Extracorporeal surgery refers to open-heart operations where it’s necessary to stop its function to operate on it.
Professionals from the Cardiovascular Surgery service at the Regional University Hospital of Málaga have performed the 10,000th extracorporeal surgery. This type of interventions requires the participation of a dozen professionals in the operating room given the complexity of these open-heart operations.
The first extracorporeal intervention was carried out on August 6, 1980, on a 19-year-old patient who was urgently admitted to the General Hospital -formerly Carlos Haya. Since then, the technology surrounding these interventions has evolved alongside the technique, allowing 10,000 people to be operated on.
The head of the service, Enrique Ruiz, explains that extracorporeal circulation is the technology that makes it possible to operate on heart patients:
“It involves a machine that functions as a heart and lung during surgery. It acts as a heart because the blood leaves the patient, goes to the machine, and this pumps it back into the body. And it serves as a lung because it oxygenates this blood, since it also has an artificial lung. What is achieved is that the patient’s heart is stopped, so as to be able to fix in surgery what is malfunctioning, whether they are the coronary arteries, the heart valves, or some congenital holes. At the end of the surgery, when the patient’s heart is fixed and has been restarted, the process is reversed, and this organ begins to function on its own, without the need for the machine.”
These surgeries account for 90% of those performed by this service in the operating rooms of the General Hospital. The pathologies that require this type of complex interventions are the narrowings in the coronary arteries that cause a lack of irrigation in the heart muscle itself. “The muscle hurts and manifests as angina or infarction. What we surgeons usually do are bridges to carry flow beyond the obstruction, using the patient’s own arteries or veins,” Ruiz explains.

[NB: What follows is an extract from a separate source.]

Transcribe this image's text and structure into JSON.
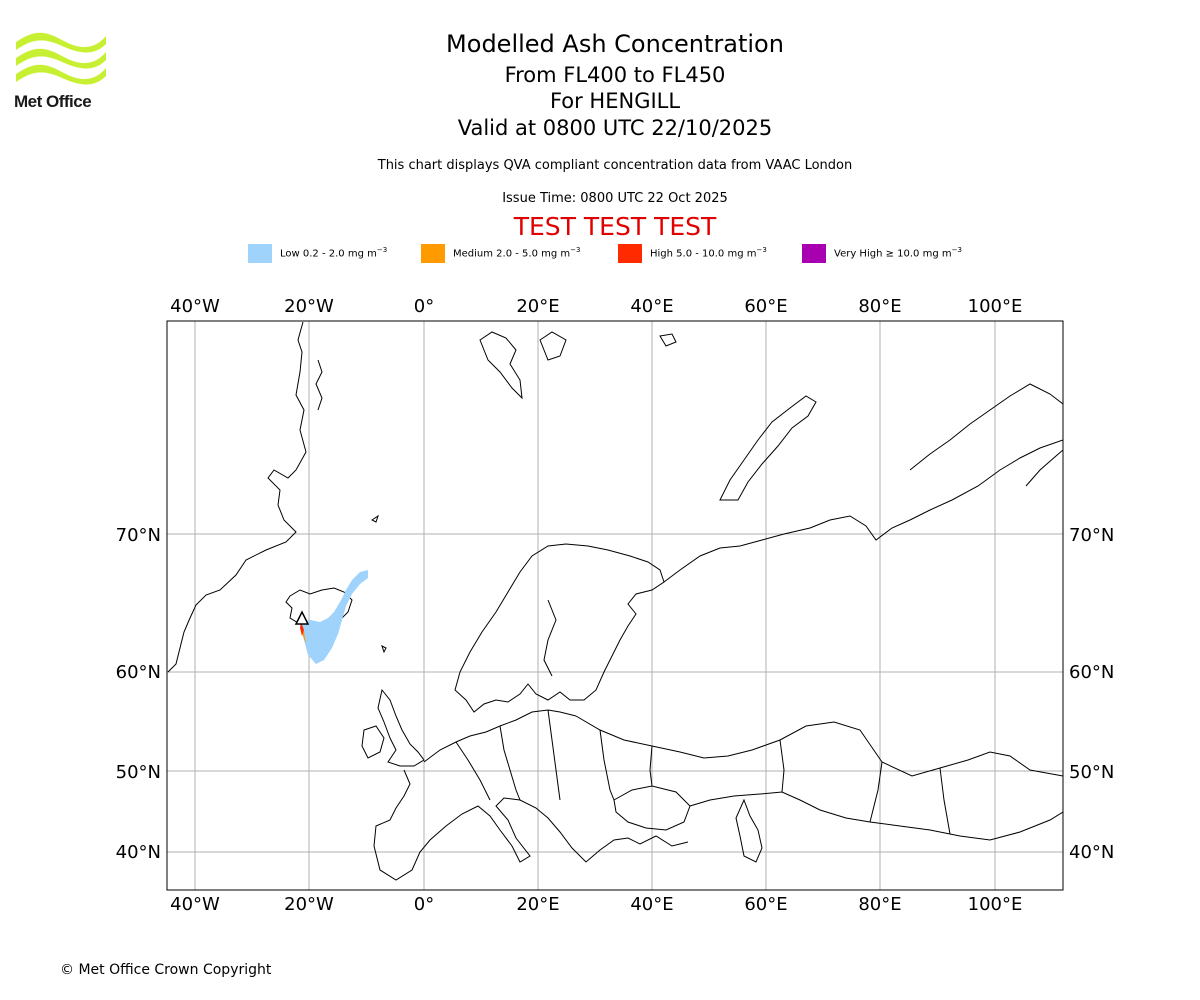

On the other hand, diseases of the heart valves, such as those on the left side -mitral and aortic- or on the right side -tricuspid and pulmonary-, are also operated with extracorporeal circulation. “When a valve is damaged, two things can happen: either the opening is not wide enough, or the closure is incomplete and there is a slight opening through which blood goes backwards. Sometimes both things happen at the same time. Many times repairs are made to these valves, although it is common to have to replace them with a prosthesis or artificial valve, which can be biological or mechanical,” he points out.
Lastly, and more infrequently, cardiovascular surgeons also intervene on aortic aneurysms to prevent them from rupturing.
From the first extracorporeal surgery to date, there have been multiple teams and the working method has evolved. “We have moved towards less invasive techniques that require smaller incisions, which results in the well-being and recovery of the patient.”
The team involved in these operations is multidisciplinary and acts in a coordinated manner. From the anesthetist, who controls the patient, the surgeons who, with the nursing professionals work on the patient and the instruments, to the perfusionist, nursing with specific training for the management of extracorporeal circulation who controls the details while the extracorporeal machine operates and coordinates for the entry and exit from the procedure.
In this regard, Juan Carlos Santos, one of the perfusionists who perform these interventions and who has participated in the 10,000th one, explains that with extracorporeal circulation they perform the function of the heart and lung, and a solution is administered to stop the heart, so that the surgeon can perform the surgical intervention. “In addition, we use different procedures to avoid blood transfusions and always supported with the best technologies that guarantee us the maximum safety for our patients throughout the extracorporeal circulation,” he adds.
For Santos, reaching this number is “to remember all the professionals who during all these years have been developing their work in the operating room. At this moment I remember all those colleagues who have participated in them with their dedication and enthusiasm, with their good and bad moments. But above all, I think of those thousands of patients who have benefited from these interventions that have made their life better,” he adds.
Likewise, Enrique Ruiz points out that “several generations of surgeons and other professionals have made this journey possible. Few hospitals or centers can boast of a figure like this. We can be proud of our trajectory as a hospital with cardiovascular surgery and build a great future among all the professionals who work in it to continue improving the heart health of the people of Málaga,” he concludes.